Ali se movem e se reúnem os personagens da república golpeada em 2016. Filmado entre junho e setembro de 2016, mostra os extertores e o fim do mandato da Presidenta Dilma Roussef. 
A linha do filme é a do espírito observativo, no formato do Cinema Direto norte-americano (Direct Cinema / USA anos 60) sem intervenção, onde não há cenas produzidas para filmagem e sim o registro dos acontecimentos no seu vai e vém, pré-existentes ao filme, que lá estão, ocorrem, transcorrem, para uma câmera que, observa, capta e captura os momentos cruciais e definitivos vividos pela Presidenta. Alguns encontros mais reservados não tiveram a permissão para filmagens.
Dilma Roussef é a personagem principal, moradora e refém desse universo espacial, ali se movimenta de modo incessante, nos desvãos e na plenitude de um lugar que ainda emite sinais de poder, ali recebe políticos, assessores, ministros, comissões de movimentos da sociedade civil, dos movimentos populares, das classes políticas em seu apoio.
Dilma caminha, dá ordens, conversa, troca ideias, passa e repassa mensagens, chama atenção, cobra, exerce seu comando a seus comandados, entre momentos tensos e outros de grande afeto.
Seus depoimentos ao filme estão mais para desabafos, alinhamentos e marcação de posições, discursos afirmativos, declarações quanto à impostura e ilegalidade da qual vem sendo vítima, mostrando-se sempre firme, inabalável, convicta. A expressão " — Não me deprimo" é dita por ela algumas vezes.
" — Tem gente que gosta de dizer que não sou humana. Se eu não sou humana, sou o que?"
Acima de tudo, exibindo cultura política, literária e histórica, entre citações de Hanna Arendt, Guimarães Rosa, Machado de Assis, José Saramago.
Um filme testemunho do ocaso no poder de uma mulher guerreira, destemida que, desapegada, diz que sua determinação mais aumenta quando não tem mais nada a perder.
Um retrato de uma Dilma em seu palácio, cercada de vidraças, espelhos, tapeçarias, cortinas, em ambientes suntuosos, onde se alternam no filme imagens de corte dos imensos jardins verdes, movimento frenético de empregados, troca de guardas, animais circulantes e paisagens bucólicas. Ali, Dilma, personagem da história, nunca acuada, sempre exuberante.
"Alvorada" segue a sequencia de outros filmes onde Dilma se fez protagonista nos últimos anos, como "O Processo" (2018), "Torre das Donzelas" (2018), "Democracia em Vertigem" (2019).
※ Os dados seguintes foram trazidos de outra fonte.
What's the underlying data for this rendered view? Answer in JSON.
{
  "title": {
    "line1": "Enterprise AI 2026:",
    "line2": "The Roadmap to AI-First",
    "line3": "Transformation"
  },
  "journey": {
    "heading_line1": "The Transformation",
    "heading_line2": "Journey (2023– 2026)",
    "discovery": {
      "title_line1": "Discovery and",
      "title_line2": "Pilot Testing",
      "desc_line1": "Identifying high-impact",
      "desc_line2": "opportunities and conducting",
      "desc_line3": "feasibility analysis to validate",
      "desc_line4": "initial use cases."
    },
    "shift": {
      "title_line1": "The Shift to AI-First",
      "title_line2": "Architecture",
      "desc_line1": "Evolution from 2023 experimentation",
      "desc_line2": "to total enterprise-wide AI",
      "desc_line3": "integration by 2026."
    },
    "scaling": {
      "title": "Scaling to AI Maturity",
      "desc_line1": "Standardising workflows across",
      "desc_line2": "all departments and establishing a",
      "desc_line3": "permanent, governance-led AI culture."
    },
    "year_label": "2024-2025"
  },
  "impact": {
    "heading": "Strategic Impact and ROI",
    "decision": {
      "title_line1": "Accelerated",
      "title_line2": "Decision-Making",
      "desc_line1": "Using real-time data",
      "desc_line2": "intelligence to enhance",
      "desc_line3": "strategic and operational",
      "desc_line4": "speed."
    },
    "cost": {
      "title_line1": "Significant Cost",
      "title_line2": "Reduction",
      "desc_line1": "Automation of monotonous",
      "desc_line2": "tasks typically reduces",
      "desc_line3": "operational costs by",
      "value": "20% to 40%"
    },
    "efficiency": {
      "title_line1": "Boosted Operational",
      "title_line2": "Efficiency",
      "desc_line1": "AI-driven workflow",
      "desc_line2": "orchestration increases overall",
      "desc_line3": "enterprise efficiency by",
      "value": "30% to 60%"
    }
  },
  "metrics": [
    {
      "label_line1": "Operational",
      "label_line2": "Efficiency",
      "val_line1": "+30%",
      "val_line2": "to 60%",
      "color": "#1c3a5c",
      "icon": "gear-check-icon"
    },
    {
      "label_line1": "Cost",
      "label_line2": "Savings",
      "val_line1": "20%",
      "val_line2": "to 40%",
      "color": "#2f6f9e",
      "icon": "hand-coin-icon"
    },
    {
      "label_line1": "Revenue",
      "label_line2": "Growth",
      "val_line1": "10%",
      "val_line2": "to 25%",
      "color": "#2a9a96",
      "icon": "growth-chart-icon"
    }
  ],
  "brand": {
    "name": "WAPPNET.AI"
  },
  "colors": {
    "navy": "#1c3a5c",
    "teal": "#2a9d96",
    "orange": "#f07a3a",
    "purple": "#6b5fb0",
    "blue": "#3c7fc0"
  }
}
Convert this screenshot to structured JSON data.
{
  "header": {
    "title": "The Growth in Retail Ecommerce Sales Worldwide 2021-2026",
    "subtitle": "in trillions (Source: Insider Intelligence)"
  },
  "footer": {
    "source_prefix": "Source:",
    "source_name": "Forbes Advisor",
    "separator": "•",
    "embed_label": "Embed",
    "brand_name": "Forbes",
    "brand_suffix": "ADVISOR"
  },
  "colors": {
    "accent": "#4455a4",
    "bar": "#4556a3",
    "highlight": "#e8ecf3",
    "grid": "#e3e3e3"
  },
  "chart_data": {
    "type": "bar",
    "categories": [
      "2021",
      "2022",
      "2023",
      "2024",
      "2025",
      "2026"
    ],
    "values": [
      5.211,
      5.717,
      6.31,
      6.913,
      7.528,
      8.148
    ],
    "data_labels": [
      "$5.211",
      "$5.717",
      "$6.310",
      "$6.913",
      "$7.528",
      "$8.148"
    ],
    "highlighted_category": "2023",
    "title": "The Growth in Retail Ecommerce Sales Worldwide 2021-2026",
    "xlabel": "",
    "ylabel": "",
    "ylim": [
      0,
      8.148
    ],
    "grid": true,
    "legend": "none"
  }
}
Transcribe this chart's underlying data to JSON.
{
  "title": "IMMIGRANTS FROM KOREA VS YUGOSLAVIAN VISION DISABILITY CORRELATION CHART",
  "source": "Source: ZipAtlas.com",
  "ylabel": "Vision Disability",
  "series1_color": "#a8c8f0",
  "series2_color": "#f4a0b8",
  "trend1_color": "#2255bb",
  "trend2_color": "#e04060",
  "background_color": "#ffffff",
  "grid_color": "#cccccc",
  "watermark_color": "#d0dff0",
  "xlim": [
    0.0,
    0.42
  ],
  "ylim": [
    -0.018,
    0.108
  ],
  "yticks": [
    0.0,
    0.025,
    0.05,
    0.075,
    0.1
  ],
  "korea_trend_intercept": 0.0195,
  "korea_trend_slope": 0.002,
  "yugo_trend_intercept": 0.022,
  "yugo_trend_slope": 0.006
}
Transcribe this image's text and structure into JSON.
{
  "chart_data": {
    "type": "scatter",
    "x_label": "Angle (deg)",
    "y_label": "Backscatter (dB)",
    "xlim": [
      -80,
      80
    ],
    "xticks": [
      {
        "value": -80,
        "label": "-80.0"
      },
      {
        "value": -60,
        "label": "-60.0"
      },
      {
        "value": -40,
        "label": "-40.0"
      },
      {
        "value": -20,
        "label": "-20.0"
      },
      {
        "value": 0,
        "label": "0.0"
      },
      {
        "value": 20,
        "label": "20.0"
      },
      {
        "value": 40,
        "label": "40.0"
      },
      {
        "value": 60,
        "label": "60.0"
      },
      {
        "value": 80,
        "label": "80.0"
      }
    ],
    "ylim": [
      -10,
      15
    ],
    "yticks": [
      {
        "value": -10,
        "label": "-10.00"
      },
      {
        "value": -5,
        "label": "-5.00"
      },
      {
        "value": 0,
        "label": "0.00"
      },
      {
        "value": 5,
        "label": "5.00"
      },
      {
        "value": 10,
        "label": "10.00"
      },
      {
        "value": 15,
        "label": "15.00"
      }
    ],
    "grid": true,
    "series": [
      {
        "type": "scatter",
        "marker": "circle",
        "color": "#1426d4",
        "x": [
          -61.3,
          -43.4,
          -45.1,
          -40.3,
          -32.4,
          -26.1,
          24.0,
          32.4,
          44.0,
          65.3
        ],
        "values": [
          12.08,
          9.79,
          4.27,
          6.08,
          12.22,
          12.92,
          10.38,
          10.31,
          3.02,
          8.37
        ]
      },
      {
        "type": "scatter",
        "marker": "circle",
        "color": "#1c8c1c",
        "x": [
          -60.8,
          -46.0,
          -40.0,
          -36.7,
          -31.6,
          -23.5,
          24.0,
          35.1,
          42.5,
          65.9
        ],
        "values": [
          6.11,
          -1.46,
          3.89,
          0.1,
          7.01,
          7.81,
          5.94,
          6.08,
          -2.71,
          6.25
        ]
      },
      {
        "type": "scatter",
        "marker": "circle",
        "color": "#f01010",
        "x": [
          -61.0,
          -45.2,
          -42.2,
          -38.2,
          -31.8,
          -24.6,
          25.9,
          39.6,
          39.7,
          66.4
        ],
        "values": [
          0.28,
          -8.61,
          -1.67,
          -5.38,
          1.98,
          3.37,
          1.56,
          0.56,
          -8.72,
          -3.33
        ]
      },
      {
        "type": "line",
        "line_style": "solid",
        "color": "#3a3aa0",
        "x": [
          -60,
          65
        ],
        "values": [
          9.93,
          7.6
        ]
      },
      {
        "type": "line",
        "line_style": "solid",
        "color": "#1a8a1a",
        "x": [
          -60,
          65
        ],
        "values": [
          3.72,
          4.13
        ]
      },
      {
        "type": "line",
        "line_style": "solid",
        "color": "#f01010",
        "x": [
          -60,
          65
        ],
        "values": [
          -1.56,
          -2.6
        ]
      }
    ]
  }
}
"Alvorada" tem suas cenas finais com a saída de Dilma do Palácio, em meio à ovação popular e comoção de seus inúmeros apoiadores. 
Um filme réquiem de um período, espécie de crônica de uma morte política anunciada, em homenagem a uma personagem ímpar, a única mulher presidenta eleita do Brasil em nossa história, derrubada por um golpe impetrado por um sistema patriarcal, aliado ao capital internacional, cruel, corrupto, misógino.
"Alvorada" é um filme que trata do poder suas vicissitudes, fissuras, fraturas. E que nos ajuda a compreender melhor Dilma Roussef em sua grandeza e dignidade de mulher e de estadista.